- Founded: 25 October 1945
- Country: Indonesia
- Branch: Indonesian Army
- Type: Raider Infantry
- Garrison/HQ: Jl. Gadjah Mada 1, Surabaya
- Motto: Cepat Senyap Tepat
- Anniversaries: 25 October
- Engagements: Madiun Affair 1948
- Website: www.kodam5-brawijaya.mil.id

Commanders
- Battalion Commander: LTC Yoki Malinton Kurniafi

= 500th Raider Infantry Battalion =

The 500th Raider Infantry Battalion (Batalyon Infanteri Raider 500/Sikatan) is one of the 42 active Indonesian Army Raider Infantry Battalions. It was established on 25 October 1945. The battalion is one of several Indonesian Army units that are capable of air assault operations.
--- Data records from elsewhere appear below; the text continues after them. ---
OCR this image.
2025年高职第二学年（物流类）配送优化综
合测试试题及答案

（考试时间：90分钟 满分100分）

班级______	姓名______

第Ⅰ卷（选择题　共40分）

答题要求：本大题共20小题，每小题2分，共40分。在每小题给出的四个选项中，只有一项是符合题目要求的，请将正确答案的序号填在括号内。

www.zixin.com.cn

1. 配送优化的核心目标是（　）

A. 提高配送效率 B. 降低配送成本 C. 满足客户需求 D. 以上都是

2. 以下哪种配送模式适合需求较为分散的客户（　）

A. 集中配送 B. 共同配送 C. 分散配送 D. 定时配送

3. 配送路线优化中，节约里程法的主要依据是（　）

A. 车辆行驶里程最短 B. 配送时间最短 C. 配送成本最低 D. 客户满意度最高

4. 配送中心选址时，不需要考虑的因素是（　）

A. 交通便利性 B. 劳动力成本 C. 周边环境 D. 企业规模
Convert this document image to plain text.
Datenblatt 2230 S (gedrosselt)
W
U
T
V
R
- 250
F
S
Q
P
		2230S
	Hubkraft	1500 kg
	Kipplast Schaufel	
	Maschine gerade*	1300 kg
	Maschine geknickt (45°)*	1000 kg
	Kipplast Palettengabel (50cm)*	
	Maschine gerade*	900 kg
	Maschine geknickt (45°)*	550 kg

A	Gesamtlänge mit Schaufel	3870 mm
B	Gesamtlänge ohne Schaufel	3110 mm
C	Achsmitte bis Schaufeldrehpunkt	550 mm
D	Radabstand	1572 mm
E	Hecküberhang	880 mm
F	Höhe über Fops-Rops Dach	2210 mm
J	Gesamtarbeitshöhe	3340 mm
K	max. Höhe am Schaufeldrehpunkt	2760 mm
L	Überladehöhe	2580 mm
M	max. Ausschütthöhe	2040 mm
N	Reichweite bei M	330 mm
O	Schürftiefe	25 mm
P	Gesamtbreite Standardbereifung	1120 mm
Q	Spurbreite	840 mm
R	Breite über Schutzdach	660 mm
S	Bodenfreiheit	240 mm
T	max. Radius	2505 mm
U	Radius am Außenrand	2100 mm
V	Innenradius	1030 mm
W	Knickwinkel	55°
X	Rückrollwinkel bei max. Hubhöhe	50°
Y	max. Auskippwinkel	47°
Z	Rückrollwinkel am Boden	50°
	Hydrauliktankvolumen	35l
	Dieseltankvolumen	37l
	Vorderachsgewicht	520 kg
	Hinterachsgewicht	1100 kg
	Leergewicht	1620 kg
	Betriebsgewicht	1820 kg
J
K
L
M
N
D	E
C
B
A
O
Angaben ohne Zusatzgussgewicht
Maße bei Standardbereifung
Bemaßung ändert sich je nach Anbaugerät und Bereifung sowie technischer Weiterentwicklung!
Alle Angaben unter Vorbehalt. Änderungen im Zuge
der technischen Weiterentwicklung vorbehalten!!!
The battalion is based in the city of Surabaya, under the command of the Kodam V/Brawijaya.

==History==
The Battalion was first formed on 25 October 1945 in Mojokerto, East Java, under the name of 7420th Battalion, during Indonesia's struggle for independence against the Dutch. Two years later, the battalion changed its name to 6010th Battalion, after several companies from East Java were merged. On 4 January 1948, it changed its name again to 131st Infantry Battalion, and nine months later, it changed its name again to 23rd Battalion/Sikatan. The battalion was, in 1948, forward deployed to Madiun in East Java to fight the Communist Party of Indonesia-dominated People's Democratic Front forces in the Madiun Affair.

==Capabilities==
The Battalion is one of several Indonesian Army units that are capable of carrying air assault operations. The battalion got its capabilities after the training that was held in Situbondo, East Java, where several infantry battalions across Indonesia were involved.